I'm not normally a stickler for HN's rule about title preservation, but in this case the "in distributed systems" part is crucial, because IMO the urge to use both the actor model (and its relative, CSP) in non-distributed systems solely in order to achieve concurrency has been a massive boondoggle and a huge dead end. Which is to say, if you're within a single process, what you want is structured concurrency ( https://vorpus.org/blog/notes-on-structured-concurrency-or-g... ), not the unstructured concurrency that is inherent to a distributed system.
Using actors also simplified greatly other parts of the app.
Extending it however reveals some benefits, locking is often for stopping whilst waiting for something enqueued can be parallell with waiting for something else that is enqueued.

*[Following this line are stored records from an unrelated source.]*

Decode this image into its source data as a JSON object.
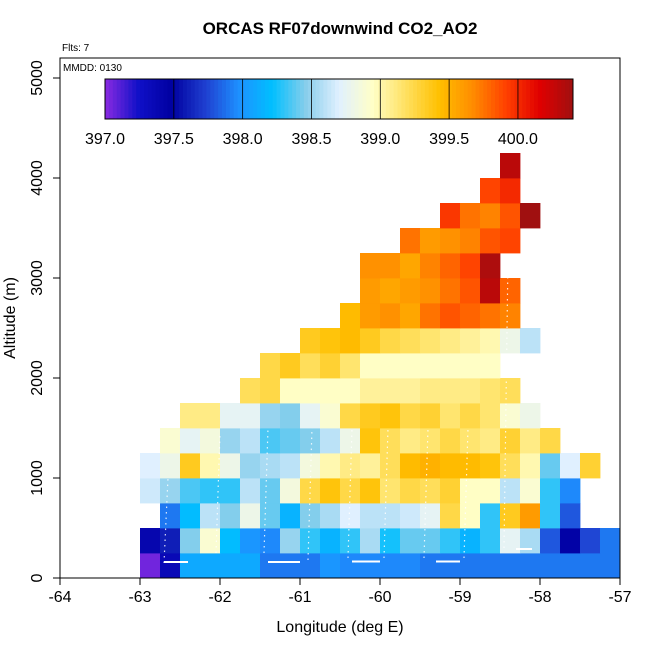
{
  "chart_data": {
    "type": "heatmap",
    "title": "ORCAS RF07downwind CO2_AO2",
    "annotations": [
      "Flts: 7",
      "MMDD: 0130"
    ],
    "xlabel": "Longitude (deg E)",
    "ylabel": "Altitude (m)",
    "xlim": [
      -64,
      -57
    ],
    "ylim": [
      0,
      5200
    ],
    "x_ticks": [
      -64,
      -63,
      -62,
      -61,
      -60,
      -59,
      -58,
      -57
    ],
    "y_ticks": [
      0,
      1000,
      2000,
      3000,
      4000,
      5000
    ],
    "x_tick_labels": [
      "-64",
      "-63",
      "-62",
      "-61",
      "-60",
      "-59",
      "-58",
      "-57"
    ],
    "y_tick_labels": [
      "0",
      "1000",
      "2000",
      "3000",
      "4000",
      "5000"
    ],
    "grid": false,
    "colorbar": {
      "min": 397.0,
      "max": 400.4,
      "ticks": [
        397.0,
        397.5,
        398.0,
        398.5,
        399.0,
        399.5,
        400.0
      ],
      "tick_labels": [
        "397.0",
        "397.5",
        "398.0",
        "398.5",
        "399.0",
        "399.5",
        "400.0"
      ],
      "position": "top inset",
      "colors": [
        "#8a2be2",
        "#1010c8",
        "#0000a0",
        "#1f3fd0",
        "#1e90ff",
        "#00bfff",
        "#87ceeb",
        "#e0f0ff",
        "#ffffc8",
        "#ffe060",
        "#ffc000",
        "#ff8c00",
        "#ff4000",
        "#e00000",
        "#a01010"
      ]
    },
    "cell_size": {
      "lon": 0.25,
      "alt": 250
    },
    "rows": [
      {
        "alt": 125,
        "lon0": -63.0,
        "values": [
          397.05,
          397.35,
          398.1,
          398.1,
          398.1,
          398.1,
          397.9,
          397.9,
          397.9,
          398.0,
          397.95,
          397.95,
          397.95,
          397.95,
          397.9,
          397.9,
          397.9,
          397.9,
          397.9,
          397.9,
          397.9,
          397.9,
          397.9,
          397.9
        ]
      },
      {
        "alt": 375,
        "lon0": -63.0,
        "values": [
          397.4,
          397.6,
          398.45,
          398.9,
          398.2,
          398.0,
          397.95,
          398.5,
          398.3,
          398.15,
          398.3,
          398.55,
          398.25,
          398.4,
          398.4,
          398.3,
          398.15,
          398.3,
          398.75,
          398.55,
          397.8,
          397.45,
          397.75,
          397.9
        ]
      },
      {
        "alt": 625,
        "lon0": -62.75,
        "values": [
          397.9,
          398.2,
          398.6,
          398.45,
          398.8,
          398.4,
          398.15,
          398.45,
          398.55,
          398.7,
          398.6,
          398.6,
          398.65,
          398.75,
          399.25,
          398.95,
          398.3,
          399.35,
          399.6,
          398.3,
          397.8
        ]
      },
      {
        "alt": 875,
        "lon0": -63.0,
        "values": [
          398.65,
          398.5,
          398.35,
          398.3,
          398.3,
          398.6,
          398.4,
          398.85,
          399.25,
          399.4,
          399.25,
          399.4,
          399.15,
          399.25,
          399.2,
          399.3,
          398.95,
          398.95,
          398.6,
          398.9,
          398.3,
          397.95
        ]
      },
      {
        "alt": 1125,
        "lon0": -63.0,
        "values": [
          398.7,
          398.8,
          399.35,
          399.0,
          398.8,
          398.5,
          398.55,
          398.6,
          398.85,
          399.0,
          399.1,
          399.05,
          399.2,
          399.45,
          399.5,
          399.45,
          399.45,
          399.4,
          399.2,
          399.0,
          398.4,
          398.7,
          399.3
        ]
      },
      {
        "alt": 1375,
        "lon0": -62.75,
        "values": [
          398.9,
          398.75,
          398.85,
          398.5,
          398.6,
          398.35,
          398.4,
          398.45,
          398.6,
          398.8,
          399.4,
          399.2,
          399.1,
          399.15,
          399.25,
          399.15,
          399.1,
          399.3,
          399.1,
          399.25
        ]
      },
      {
        "alt": 1625,
        "lon0": -62.5,
        "values": [
          399.1,
          399.1,
          398.75,
          398.75,
          398.5,
          398.45,
          398.75,
          398.9,
          399.25,
          399.35,
          399.4,
          399.25,
          399.3,
          399.15,
          399.25,
          399.15,
          398.9,
          398.8
        ]
      },
      {
        "alt": 1875,
        "lon0": -61.75,
        "values": [
          399.2,
          399.25,
          398.95,
          398.95,
          398.95,
          398.95,
          399.05,
          399.05,
          399.05,
          399.1,
          399.1,
          399.1,
          399.15,
          399.2
        ]
      },
      {
        "alt": 2125,
        "lon0": -61.5,
        "values": [
          399.25,
          399.35,
          399.2,
          399.3,
          399.15,
          398.95,
          398.95,
          398.95,
          398.95,
          398.95,
          398.95,
          398.95
        ]
      },
      {
        "alt": 2375,
        "lon0": -61.0,
        "values": [
          399.35,
          399.4,
          399.45,
          399.35,
          399.25,
          399.2,
          399.15,
          399.1,
          399.05,
          399.0,
          398.8,
          398.6
        ]
      },
      {
        "alt": 2625,
        "lon0": -60.5,
        "values": [
          399.45,
          399.6,
          399.65,
          399.55,
          399.75,
          399.85,
          399.8,
          399.75,
          399.7
        ]
      },
      {
        "alt": 2875,
        "lon0": -60.25,
        "values": [
          399.6,
          399.55,
          399.6,
          399.65,
          399.75,
          399.85,
          400.3,
          399.8
        ]
      },
      {
        "alt": 3125,
        "lon0": -60.25,
        "values": [
          399.65,
          399.65,
          399.55,
          399.7,
          399.8,
          399.9,
          400.35
        ]
      },
      {
        "alt": 3375,
        "lon0": -59.75,
        "values": [
          399.75,
          399.6,
          399.65,
          399.7,
          399.85,
          399.9
        ]
      },
      {
        "alt": 3625,
        "lon0": -59.25,
        "values": [
          399.95,
          399.75,
          399.7,
          399.85,
          400.4
        ]
      },
      {
        "alt": 3875,
        "lon0": -58.75,
        "values": [
          399.9,
          400.0
        ]
      },
      {
        "alt": 4125,
        "lon0": -58.5,
        "values": [
          400.3
        ]
      }
    ]
  }
}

I think it very much comes down to history and philosophy, actors are philosophically cleaner (and have gained popularity with success stories) but back in the 90s when computers were physically mostly single-threaded and memory scarce, the mutex looked like a "cheap good choice" for "all" multithreading issues since it could be a simple lock word whilst actors would need mailbox buffering (allocations... brr),etc that felt "bloated" (in the end, it turned out that separate heavyweight OS supported threads was often the bottleneck once thread and core counts got larger).
Mutexes are quite often still the base primitive at the bottom of lower level implementations if compare-and-swap isn't enough, whilst actors generally are a higher level abstraction (better suited to "general" programming).